The recently announced livestream of an exhibition boxing match between Mike Tyson and YouTuber Jake Paul will be a major test of Netflix’s infrastructure.

Even if boxing legend Tyson could only walk with the help of cane a couple of years ago, money is king, and he will fight Paul in July.

The battle will take place at the 80,000-capacity AT&T Stadium in Arlington, Texas, and is sure to be a spectacle – not only because both fighters bring terrific star power but also because the event will be shown live on Netflix, the largest streamer there is.

Sure, Netflix has experimented already with live sports over the last few months – it has streamed golf (Netflix Cup) and tennis (Netflix Slam) exhibition events. But this boxing bout is going to be the biggest test for its livestreaming capabilities.

That’s because major boxing matches – especially when Tyson is involved – usually attract huge watching audiences. And even though these types of fights are typically on pay per view, Netflix’s 260 million global subscribers will be able to watch for free.

This, of course, means that due to high viewership Netflix’s livestreaming infrastructure will have to be able to handle more simultaneous streams than ever before.

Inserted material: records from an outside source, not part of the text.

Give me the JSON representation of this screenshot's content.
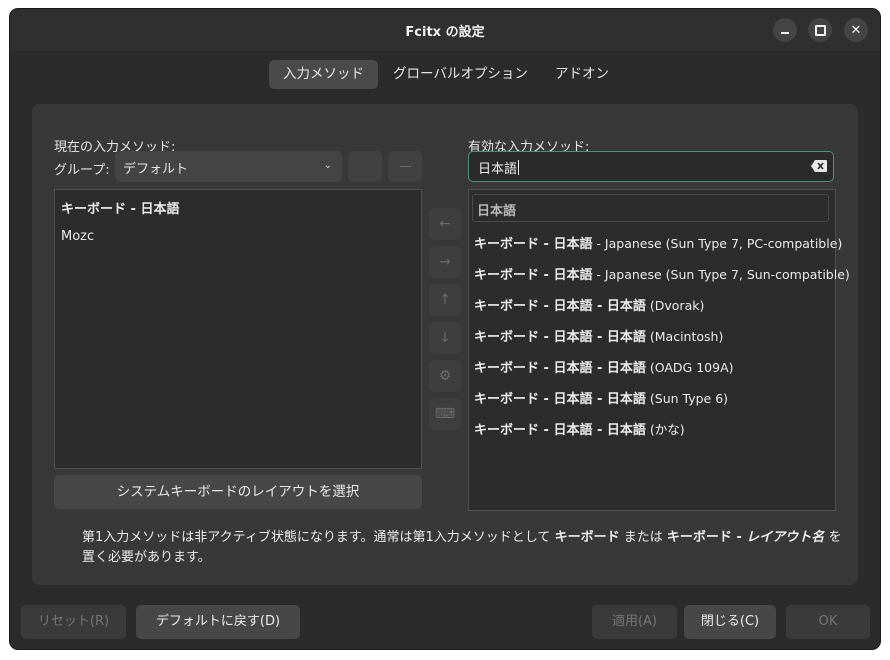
{
  "window": {
    "title": "Fcitx の設定"
  },
  "tabs": [
    {
      "label": "入力メソッド"
    },
    {
      "label": "グローバルオプション"
    },
    {
      "label": "アドオン"
    }
  ],
  "current": {
    "label": "現在の入力メソッド:",
    "group_label": "グループ:",
    "group_value": "デフォルト",
    "items": [
      "キーボード - 日本語",
      "Mozc"
    ],
    "layout_button": "システムキーボードのレイアウトを選択"
  },
  "available": {
    "label": "有効な入力メソッド:",
    "search_value": "日本語",
    "header": "日本語",
    "items": [
      {
        "bold": "キーボード - 日本語",
        "rest": " - Japanese (Sun Type 7, PC-compatible)"
      },
      {
        "bold": "キーボード - 日本語",
        "rest": " - Japanese (Sun Type 7, Sun-compatible)"
      },
      {
        "bold": "キーボード - 日本語 - 日本語",
        "rest": " (Dvorak)"
      },
      {
        "bold": "キーボード - 日本語 - 日本語",
        "rest": " (Macintosh)"
      },
      {
        "bold": "キーボード - 日本語 - 日本語",
        "rest": " (OADG 109A)"
      },
      {
        "bold": "キーボード - 日本語 - 日本語",
        "rest": " (Sun Type 6)"
      },
      {
        "bold": "キーボード - 日本語 - 日本語",
        "rest": " (かな)"
      }
    ]
  },
  "note": {
    "part1": "第1入力メソッドは非アクティブ状態になります。通常は第1入力メソッドとして ",
    "bold1": "キーボード",
    "part2": " または ",
    "bold2": "キーボード - ",
    "italic": "レイアウト名",
    "part3": " を置く必要があります。"
  },
  "buttons": {
    "reset": "リセット(R)",
    "defaults": "デフォルトに戻す(D)",
    "apply": "適用(A)",
    "close": "閉じる(C)",
    "ok": "OK"
  },
  "icons": {
    "minimize": "minimize-icon",
    "maximize": "maximize-icon",
    "close": "close-icon",
    "chevron": "chevron-down-icon",
    "clear": "clear-text-icon",
    "left": "arrow-left-icon",
    "right": "arrow-right-icon",
    "up": "arrow-up-icon",
    "down": "arrow-down-icon",
    "settings": "gear-icon",
    "keyboard": "keyboard-icon"
  },
  "colors": {
    "accent": "#4f8f7e",
    "window_bg": "#2b2b2b",
    "panel_bg": "#383838"
  }
}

The streamer has faced issues with livestreaming before. In April 2023, Netflix was planning to stream a live reunion of its popular dating reality series Love Is Blind but the broadcast was hit by technical difficulties.

Viewers were met with an error screen at the designated time of the broadcast. Fans were mad, and in the end, Netflix had to simply film the special and make it available on-demand.

The incident might have scared Netflix off livestreaming for good – as well as advertisers who would ordinarily be very eager to fund live content, especially sports. But the company that has entered 2024 as the winner of the streaming wars is persistent.

Again, that’s also because if the mechanics work, livestreaming could become a significant step for Netflix. The streamer would be able to broadcast a much wider variety of content – live news, sports, and one-off events, for example.

More unique live offerings or even deals with elite sports tournaments such as the English Premier League (for now, those rights are still too expensive) would help Netflix avoid churn. Users would have more reasons to keep subscribing every month.

Finally, undoubtedly, live content could be extremely valuable if it is supported by ads. Netflix has already successfully introduced a cheap ad-based tier, after all, but advertisers will want to be sure that the live streams they’re funding will actually work.

Netflix seems confident. Starting in January, the streamer will be the home of World Wrestling Entertainment’s (WWE) weekly live shows. Netflix acquired the rights to broadcast WWE’s flagship program for $5 billion.